“Ada sesosok monster yang sedang bertumbuh di dalam dirimu. Semakin banyak putaran jarum jam, tubuh monster itu semakin besar hingga pada satu titik memakan dagingmu tanpa sisa dan tanpa kau sadari. Pada akhirnya kau akan menjadi seonggok mesin tanpa daya perasa...” ujar kawanku datar.
Aku terkesiap. Setelah sekian waktu tanpa persilangan kabar, kalimat itulah yang menjadi pembukamu untuk pertemuan kali ini.
“Hei, apa maksudmu?!” Darahku bergetar hebat, berebut mencapai puncak kepala.
“Coba saja kau pikirkan sendiri. Tidakkah kau merasa bahwa kau terlalu sering memberi makan monster di dalam dirimu? Kau berikan dia segalanya: waktumu, perhatianmu, fokusmu, pusat gravitasimu. Monster itu tumbuh semakin tambun sementara aku di sini semakin mengering! Pernahkah kamu memikirkan tentang kehadiranku dan orang-orang kecil sepertiku barang sedetik??!”
Aku terdiam. Merenung. Memutar kembali setiap detail kejadian yang telah kulewati selama 3 bulan ini. Dalam waktu-waktu tersebut aku sering kali tertidur di atas tumpukan buku dengan layar laptop yang masih menyala. Tidak jarang juga sebelah tanganku masih menggenggam sebuah bolpoin hitam dalam posisi tubuh yang sama di hari yang bebeda. Ada terlalu banyak misi yang harus kuselesaikan setiap harinya. Jika aku bisa menentukan waktu, akan kuatur terdapat 96 jam dalam sehari. 24 jam sehari tidak lagi cukup untukku.
Pertemuan dengan kawanku ini adalah kali pertama aku kembali menjadi sosok “manusia”. Kesibukanku—yang disebut monster oleh kawanku—baru kusadari telah merenggutku dari putaran revolusi Bumi. Banyak momen yang tidak lagi kutahu apa namanya dan bagaimana terjadinya. Hari-hariku terbatas dalam layar persegi panjang 5,1 inci. Tidak ada lagi ekspresi wajah, namun digantikan oleh sederet simbol-simbol yang membentuk ekspresi. Aku tidak lagi bernapas.

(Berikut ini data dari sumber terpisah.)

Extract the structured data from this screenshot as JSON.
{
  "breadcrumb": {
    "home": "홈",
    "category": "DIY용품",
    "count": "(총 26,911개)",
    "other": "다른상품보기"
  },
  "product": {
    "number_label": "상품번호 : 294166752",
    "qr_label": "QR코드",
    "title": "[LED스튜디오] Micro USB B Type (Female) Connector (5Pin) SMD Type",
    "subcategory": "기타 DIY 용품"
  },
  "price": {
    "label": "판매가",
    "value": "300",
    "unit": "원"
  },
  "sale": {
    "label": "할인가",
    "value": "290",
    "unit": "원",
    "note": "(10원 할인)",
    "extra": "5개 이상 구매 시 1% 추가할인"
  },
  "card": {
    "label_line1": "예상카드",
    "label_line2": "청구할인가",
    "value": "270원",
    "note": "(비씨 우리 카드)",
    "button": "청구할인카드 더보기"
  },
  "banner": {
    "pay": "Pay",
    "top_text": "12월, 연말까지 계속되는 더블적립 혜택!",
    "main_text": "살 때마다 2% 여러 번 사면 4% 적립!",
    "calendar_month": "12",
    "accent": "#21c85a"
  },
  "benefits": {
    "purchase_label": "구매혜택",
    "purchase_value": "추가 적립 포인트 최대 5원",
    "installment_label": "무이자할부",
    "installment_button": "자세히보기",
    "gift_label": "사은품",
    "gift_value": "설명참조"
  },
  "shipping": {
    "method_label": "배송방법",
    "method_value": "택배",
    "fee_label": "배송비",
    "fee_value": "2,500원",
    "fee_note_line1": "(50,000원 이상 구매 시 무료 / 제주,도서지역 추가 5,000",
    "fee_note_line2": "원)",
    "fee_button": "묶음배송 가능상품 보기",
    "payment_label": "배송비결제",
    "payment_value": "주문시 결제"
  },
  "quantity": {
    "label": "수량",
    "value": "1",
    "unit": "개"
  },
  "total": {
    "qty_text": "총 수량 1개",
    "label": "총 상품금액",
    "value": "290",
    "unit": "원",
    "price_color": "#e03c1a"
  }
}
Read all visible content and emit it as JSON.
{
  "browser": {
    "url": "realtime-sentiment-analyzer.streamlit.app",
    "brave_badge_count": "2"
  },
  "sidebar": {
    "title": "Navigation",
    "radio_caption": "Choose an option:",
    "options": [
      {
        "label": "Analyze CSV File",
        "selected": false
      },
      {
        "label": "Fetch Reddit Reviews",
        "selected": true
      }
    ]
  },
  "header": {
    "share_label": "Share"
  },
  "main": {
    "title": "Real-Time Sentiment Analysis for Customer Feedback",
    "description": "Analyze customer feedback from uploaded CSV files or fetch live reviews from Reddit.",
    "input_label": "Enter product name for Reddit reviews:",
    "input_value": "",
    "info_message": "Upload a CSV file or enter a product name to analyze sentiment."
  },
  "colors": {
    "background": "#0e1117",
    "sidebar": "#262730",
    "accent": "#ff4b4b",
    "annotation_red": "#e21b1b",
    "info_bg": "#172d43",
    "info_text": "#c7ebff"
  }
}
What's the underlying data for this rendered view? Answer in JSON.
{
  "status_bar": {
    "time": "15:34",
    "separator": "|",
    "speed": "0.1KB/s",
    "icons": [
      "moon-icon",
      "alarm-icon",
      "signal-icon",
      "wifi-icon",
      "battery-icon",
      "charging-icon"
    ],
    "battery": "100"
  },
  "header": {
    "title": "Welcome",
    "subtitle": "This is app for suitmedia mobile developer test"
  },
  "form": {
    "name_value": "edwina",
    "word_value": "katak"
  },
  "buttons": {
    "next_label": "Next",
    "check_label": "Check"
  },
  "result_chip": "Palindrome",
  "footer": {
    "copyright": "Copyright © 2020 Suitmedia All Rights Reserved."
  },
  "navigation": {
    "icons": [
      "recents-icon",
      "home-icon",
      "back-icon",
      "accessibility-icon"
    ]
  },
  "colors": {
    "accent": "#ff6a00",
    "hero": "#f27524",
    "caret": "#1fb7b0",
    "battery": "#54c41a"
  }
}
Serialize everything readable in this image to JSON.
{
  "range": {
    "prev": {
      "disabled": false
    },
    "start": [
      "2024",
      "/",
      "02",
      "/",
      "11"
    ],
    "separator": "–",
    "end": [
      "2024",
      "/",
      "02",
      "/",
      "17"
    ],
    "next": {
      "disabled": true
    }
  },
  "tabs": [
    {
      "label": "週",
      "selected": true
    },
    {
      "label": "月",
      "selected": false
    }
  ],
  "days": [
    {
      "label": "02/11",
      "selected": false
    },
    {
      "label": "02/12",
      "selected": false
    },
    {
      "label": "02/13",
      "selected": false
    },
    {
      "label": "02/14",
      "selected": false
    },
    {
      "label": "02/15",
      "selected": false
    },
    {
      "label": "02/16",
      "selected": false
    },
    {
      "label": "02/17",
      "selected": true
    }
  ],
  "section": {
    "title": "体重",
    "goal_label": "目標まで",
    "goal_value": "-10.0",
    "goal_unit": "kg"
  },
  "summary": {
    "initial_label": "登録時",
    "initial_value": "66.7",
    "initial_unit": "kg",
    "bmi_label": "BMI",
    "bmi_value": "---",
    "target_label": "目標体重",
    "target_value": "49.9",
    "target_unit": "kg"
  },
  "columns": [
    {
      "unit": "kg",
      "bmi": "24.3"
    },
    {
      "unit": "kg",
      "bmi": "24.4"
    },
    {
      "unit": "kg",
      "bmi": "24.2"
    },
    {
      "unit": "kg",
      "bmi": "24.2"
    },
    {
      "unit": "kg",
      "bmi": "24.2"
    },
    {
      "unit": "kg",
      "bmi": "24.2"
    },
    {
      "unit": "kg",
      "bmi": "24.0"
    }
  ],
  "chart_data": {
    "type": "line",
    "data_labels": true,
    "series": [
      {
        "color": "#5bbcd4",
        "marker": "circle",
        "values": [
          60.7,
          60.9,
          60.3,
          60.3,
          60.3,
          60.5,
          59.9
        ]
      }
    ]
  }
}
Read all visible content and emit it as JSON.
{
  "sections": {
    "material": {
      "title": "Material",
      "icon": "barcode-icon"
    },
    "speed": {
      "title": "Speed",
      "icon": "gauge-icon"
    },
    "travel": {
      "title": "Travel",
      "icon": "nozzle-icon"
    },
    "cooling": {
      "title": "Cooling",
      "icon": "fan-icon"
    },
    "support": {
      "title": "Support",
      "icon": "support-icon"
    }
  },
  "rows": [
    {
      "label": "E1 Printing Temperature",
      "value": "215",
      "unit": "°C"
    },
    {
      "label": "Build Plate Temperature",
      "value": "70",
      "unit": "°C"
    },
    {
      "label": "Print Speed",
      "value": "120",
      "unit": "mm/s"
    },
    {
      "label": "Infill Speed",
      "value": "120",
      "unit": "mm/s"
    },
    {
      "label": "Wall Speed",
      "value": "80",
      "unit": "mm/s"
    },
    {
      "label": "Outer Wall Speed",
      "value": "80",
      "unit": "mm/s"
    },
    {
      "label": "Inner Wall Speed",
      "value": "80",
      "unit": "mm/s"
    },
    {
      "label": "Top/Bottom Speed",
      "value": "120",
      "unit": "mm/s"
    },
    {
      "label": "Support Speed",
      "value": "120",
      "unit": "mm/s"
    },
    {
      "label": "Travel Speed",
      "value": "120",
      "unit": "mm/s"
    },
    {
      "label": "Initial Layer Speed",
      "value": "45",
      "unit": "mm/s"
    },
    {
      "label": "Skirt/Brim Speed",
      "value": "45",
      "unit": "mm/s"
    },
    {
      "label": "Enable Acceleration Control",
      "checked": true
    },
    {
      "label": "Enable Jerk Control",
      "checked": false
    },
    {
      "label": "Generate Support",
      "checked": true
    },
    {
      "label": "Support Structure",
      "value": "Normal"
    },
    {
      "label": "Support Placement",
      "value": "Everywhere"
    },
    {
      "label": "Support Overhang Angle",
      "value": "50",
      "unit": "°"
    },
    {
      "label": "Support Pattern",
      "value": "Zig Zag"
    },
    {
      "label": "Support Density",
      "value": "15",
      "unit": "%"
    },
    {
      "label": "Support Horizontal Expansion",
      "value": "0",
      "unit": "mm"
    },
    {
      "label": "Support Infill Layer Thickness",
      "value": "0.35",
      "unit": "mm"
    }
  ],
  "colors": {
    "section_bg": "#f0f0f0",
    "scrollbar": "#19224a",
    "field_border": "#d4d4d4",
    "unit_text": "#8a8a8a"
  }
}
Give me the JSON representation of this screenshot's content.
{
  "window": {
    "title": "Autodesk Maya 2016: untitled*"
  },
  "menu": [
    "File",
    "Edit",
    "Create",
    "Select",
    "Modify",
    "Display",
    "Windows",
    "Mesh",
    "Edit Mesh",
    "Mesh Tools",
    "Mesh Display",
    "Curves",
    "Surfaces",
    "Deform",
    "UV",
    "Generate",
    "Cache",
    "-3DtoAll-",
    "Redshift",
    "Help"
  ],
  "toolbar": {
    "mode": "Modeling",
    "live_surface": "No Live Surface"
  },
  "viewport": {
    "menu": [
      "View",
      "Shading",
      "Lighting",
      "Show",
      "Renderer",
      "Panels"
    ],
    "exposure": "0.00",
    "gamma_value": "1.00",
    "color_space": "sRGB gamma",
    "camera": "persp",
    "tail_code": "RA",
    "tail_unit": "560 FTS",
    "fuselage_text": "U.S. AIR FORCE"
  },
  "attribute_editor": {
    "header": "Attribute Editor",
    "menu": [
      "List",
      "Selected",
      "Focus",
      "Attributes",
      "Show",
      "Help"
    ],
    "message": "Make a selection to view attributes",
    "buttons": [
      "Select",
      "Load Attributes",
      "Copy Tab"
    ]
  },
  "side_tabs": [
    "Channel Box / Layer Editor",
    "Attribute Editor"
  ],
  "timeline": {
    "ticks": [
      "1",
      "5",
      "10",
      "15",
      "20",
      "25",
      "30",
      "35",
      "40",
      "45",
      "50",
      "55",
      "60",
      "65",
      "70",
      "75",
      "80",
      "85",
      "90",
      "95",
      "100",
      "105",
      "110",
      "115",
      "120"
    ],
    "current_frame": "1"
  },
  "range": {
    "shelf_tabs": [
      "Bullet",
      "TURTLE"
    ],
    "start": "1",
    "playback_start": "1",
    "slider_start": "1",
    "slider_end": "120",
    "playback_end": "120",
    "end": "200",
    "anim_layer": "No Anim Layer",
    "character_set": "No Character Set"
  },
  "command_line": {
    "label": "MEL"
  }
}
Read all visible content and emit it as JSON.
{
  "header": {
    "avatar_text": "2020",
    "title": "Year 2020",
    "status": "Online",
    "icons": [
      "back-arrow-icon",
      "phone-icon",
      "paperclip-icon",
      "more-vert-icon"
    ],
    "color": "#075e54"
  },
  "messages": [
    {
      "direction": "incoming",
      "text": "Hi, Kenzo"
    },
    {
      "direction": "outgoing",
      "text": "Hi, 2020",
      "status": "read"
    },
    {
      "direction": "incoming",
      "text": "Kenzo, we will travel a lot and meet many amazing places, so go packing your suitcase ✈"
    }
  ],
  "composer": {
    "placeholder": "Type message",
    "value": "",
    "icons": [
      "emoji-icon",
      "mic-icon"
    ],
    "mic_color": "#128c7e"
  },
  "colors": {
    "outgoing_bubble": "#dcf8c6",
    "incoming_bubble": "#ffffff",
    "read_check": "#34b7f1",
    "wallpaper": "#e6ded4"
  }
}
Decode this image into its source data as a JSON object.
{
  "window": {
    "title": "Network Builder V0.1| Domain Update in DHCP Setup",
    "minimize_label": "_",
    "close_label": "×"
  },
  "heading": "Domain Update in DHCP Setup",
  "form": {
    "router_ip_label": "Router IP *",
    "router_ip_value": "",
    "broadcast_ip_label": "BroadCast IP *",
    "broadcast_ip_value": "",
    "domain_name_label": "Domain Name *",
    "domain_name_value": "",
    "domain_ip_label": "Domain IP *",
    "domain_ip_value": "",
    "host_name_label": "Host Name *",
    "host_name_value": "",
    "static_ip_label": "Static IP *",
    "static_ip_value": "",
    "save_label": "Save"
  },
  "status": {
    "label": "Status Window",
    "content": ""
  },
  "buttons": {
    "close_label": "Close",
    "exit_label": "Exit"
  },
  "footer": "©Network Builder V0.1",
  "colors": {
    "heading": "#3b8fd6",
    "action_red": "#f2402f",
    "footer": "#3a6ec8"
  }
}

“Maafkan aku... maaff...” Sungai kecil sudah terbentuk di bawah kelopak mataku saat aku membanting tubuhku memeluk kawanku.
“Aku sudah memaafkanmu jauh sebelum kata maaf keluar darimu. Kau tahu, aku terlalu menyayangimu dan aku tak ingin kau ditelan hidup-hidup oleh monster mengerikan itu. Jika kau terus menuruti keinginan si monster, aku takut kau tidak akan lagi bisa mengendalikan pertumbuhannya. Aku yakin kau pun tidak akan sadar ketika pada satu waktu aku tiba-tiba menjelma menjadi segumpal asap dan hilang bersama angin malam. Kau tahu, aku tidak pernah meminta banyak hal darimu. Sedikit saja.. berikan pada orang-orang sepertiku waktumu meski hanya 5 menit. Aku hanya ingin kau tetap menjadi manusia.”
Aku tersenyum. Dalam hati kecilku kuucapkan rasa syukur untuk orang-orang seperti kawanku dengan semilyar kesabaran. ***
Sudut 95 derajat dari kamu, 21 September 2016.